Gerçi arkadan gelen motorcu da -eğer yeteri kadar tecrübeliyse- aynı sizin yaptığınız gibi şartları sonuna kadar değerlendiriyor olacak ve araba arasından çıkıyorsanız zaten sizi önceden fark edecektir. Ancak otobüs, minibüs gibi büyük araç arasından çıkıyorsanız kornaya basarak ve kollayarak ara koridora girmeyi ihmal etmeyin.
Ara koridor veya emniyet şeridi kullanıyorsanız, birkaç motor arka arkaya seyretmek güvenli olur. Önünüzde eğer bir motor daha varsa, onu geçmeye çalışmayın. Bırakın önden gidip yolu o açsın!

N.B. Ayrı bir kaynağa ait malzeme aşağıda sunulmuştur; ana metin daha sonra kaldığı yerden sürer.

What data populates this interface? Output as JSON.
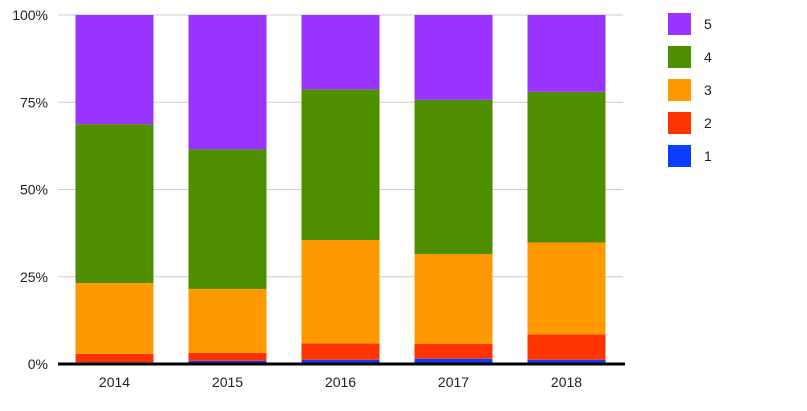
{
  "chart_data": {
    "type": "bar",
    "stacked": "percent",
    "title": "",
    "xlabel": "",
    "ylabel": "",
    "ylim": [
      0,
      100
    ],
    "yticks": [
      0,
      25,
      50,
      75,
      100
    ],
    "ytick_labels": [
      "0%",
      "25%",
      "50%",
      "75%",
      "100%"
    ],
    "grid": true,
    "legend_position": "right",
    "categories": [
      "2014",
      "2015",
      "2016",
      "2017",
      "2018"
    ],
    "series": [
      {
        "name": "1",
        "color": "#0a3dff",
        "values": [
          0.5,
          0.9,
          1.2,
          1.5,
          1.2
        ]
      },
      {
        "name": "2",
        "color": "#ff3300",
        "values": [
          2.4,
          2.3,
          4.7,
          4.3,
          7.3
        ]
      },
      {
        "name": "3",
        "color": "#ff9900",
        "values": [
          20.3,
          18.3,
          29.6,
          25.7,
          26.3
        ]
      },
      {
        "name": "4",
        "color": "#4e8f00",
        "values": [
          45.5,
          40.0,
          43.2,
          44.2,
          43.2
        ]
      },
      {
        "name": "5",
        "color": "#9933ff",
        "values": [
          31.3,
          38.5,
          21.3,
          24.3,
          22.0
        ]
      }
    ]
  }
}
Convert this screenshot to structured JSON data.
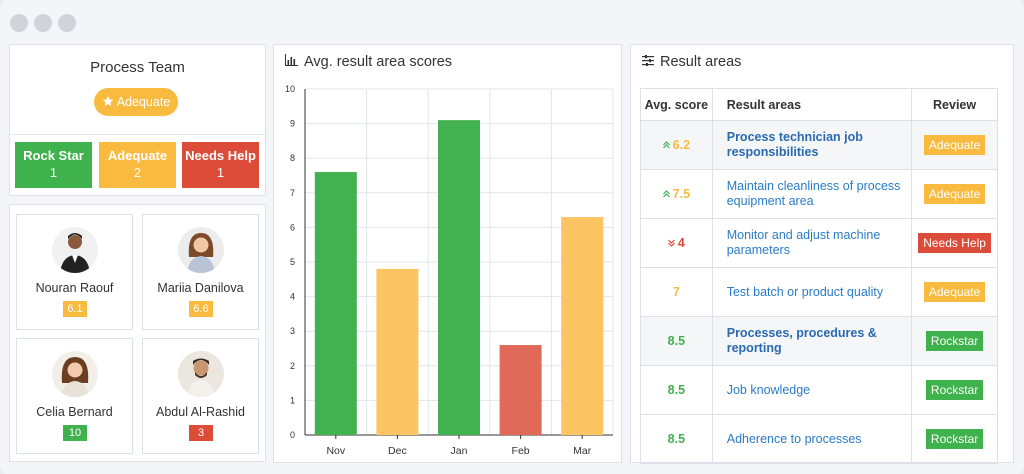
{
  "colors": {
    "green": "#3fb14d",
    "orange": "#f8ba3f",
    "red": "#dd4b39",
    "bar_green": "#42b14f",
    "bar_orange": "#fdc463",
    "bar_red": "#e06a5a"
  },
  "team": {
    "title": "Process Team",
    "rating_icon": "star-icon",
    "rating": "Adequate",
    "statuses": [
      {
        "label": "Rock Star",
        "count": "1"
      },
      {
        "label": "Adequate",
        "count": "2"
      },
      {
        "label": "Needs Help",
        "count": "1"
      }
    ]
  },
  "members": [
    {
      "name": "Nouran Raouf",
      "score": "6.1",
      "level": "orange"
    },
    {
      "name": "Mariia Danilova",
      "score": "6.6",
      "level": "orange"
    },
    {
      "name": "Celia Bernard",
      "score": "10",
      "level": "green"
    },
    {
      "name": "Abdul Al-Rashid",
      "score": "3",
      "level": "red"
    }
  ],
  "chart": {
    "title": "Avg. result area scores",
    "icon": "bar-chart-icon"
  },
  "chart_data": {
    "type": "bar",
    "categories": [
      "Nov",
      "Dec",
      "Jan",
      "Feb",
      "Mar"
    ],
    "values": [
      7.6,
      4.8,
      9.1,
      2.6,
      6.3
    ],
    "bar_colors": [
      "green",
      "orange",
      "green",
      "red",
      "orange"
    ],
    "ylim": [
      0,
      10
    ],
    "yticks": [
      "0",
      "1",
      "2",
      "3",
      "4",
      "5",
      "6",
      "7",
      "8",
      "9",
      "10"
    ],
    "grid": true,
    "xlabel": "",
    "ylabel": "",
    "title": ""
  },
  "results": {
    "title": "Result areas",
    "icon": "sliders-icon",
    "headers": {
      "score": "Avg. score",
      "area": "Result areas",
      "review": "Review"
    },
    "rows": [
      {
        "trend": "up",
        "score": "6.2",
        "area": "Process technician job responsibilities",
        "bold": true,
        "review": "Adequate",
        "level": "orange",
        "shade": true
      },
      {
        "trend": "up",
        "score": "7.5",
        "area": "Maintain cleanliness of process equipment area",
        "bold": false,
        "review": "Adequate",
        "level": "orange",
        "shade": false
      },
      {
        "trend": "down",
        "score": "4",
        "area": "Monitor and adjust machine parameters",
        "bold": false,
        "review": "Needs Help",
        "level": "red",
        "shade": false
      },
      {
        "trend": "",
        "score": "7",
        "area": "Test batch or product quality",
        "bold": false,
        "review": "Adequate",
        "level": "orange",
        "shade": false
      },
      {
        "trend": "",
        "score": "8.5",
        "area": "Processes, procedures & reporting",
        "bold": true,
        "review": "Rockstar",
        "level": "green",
        "shade": true
      },
      {
        "trend": "",
        "score": "8.5",
        "area": "Job knowledge",
        "bold": false,
        "review": "Rockstar",
        "level": "green",
        "shade": false
      },
      {
        "trend": "",
        "score": "8.5",
        "area": "Adherence to processes",
        "bold": false,
        "review": "Rockstar",
        "level": "green",
        "shade": false
      }
    ]
  }
}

Çok rüzgarlı havalarda Boğaz Köprülerinde veya yüksek viyadüklerde otobüs veya minibüs gibi büyük araçların rüzgaraltında kalın ve köprüyü geçerken de aynı araçla aynı hızda seyredin. Benzer şekilde çevre yollarında seyreden kamyon veya TIR’ların hemen arkalarında oluşacak rüzgar kanalı da aynı etkiyi yaratır.
Mümkün mertebe TEM ve Fatih Sultan Mehmet köprüsünü kullanmayın.
Rüzgarlı havalarda, dengeyi sağlamak için belli bir hızın altında seyretmeyin.
Trafikte, herhangi bir sebeple geri geri gelen aracın sizi göreceğini ve fark edeceğini düşünmeyin. Mümkünse kaçın, yoksa korna ile uyarın.
DİĞER ARAÇLAR
Etrafınızdaki araçları ve sürücülerini devamlı değerlendirin.
Araçların markası, rengi ve hatta plakası bile sürücü ve sürüş tarzı hakkında fikir verir. Üstü açık spor araba sürücüsü ile makam arabasının şoförü arasında teknik düzeyde sürüş ve davranış farkları olması gayet doğaldır.
En tehlikeli araç grupları sırasıyla müşterisiz veya müşterili taksiler, minibüsler, Fiat Doblo muadili küçük ticari araçlar ve diğer motor kuryelerdir. Tamamı profesyonel olan bu grup, çoğu kez meslek sebebiyle tehlike sınırlarında araç sürmek eğilimindedir. Bu bir süre sonra alışkanlık halini alır. Bahsi geçen araçların tatil günleri, bayramlar veya Pazar günlerinde dahi aynı tehlikeli davranışları sergilemelerinin sebebi budur.
Taksilerin müşterisinin olması, hatta müşterisinin cinsiyeti ve keza ön veya arka koltukta oturuyor olması dahi sürüş tarzı hakkında ipuçları barındırabilir. Ön koltuğa oturmuş birisinin muhtemeldir ki arka koltuğa oturanlardan daha çok acelesi vardır. “Şoför bey lütfen biraz yavaş!” diye sürücüyü uyaracak yaşlı teyze taksinin ön koltuğuna genellikle oturmaz!
Trafiğin genel ritminden farklı olarak araba kullanan sürücülere özellikle dikkat etmek gerekir.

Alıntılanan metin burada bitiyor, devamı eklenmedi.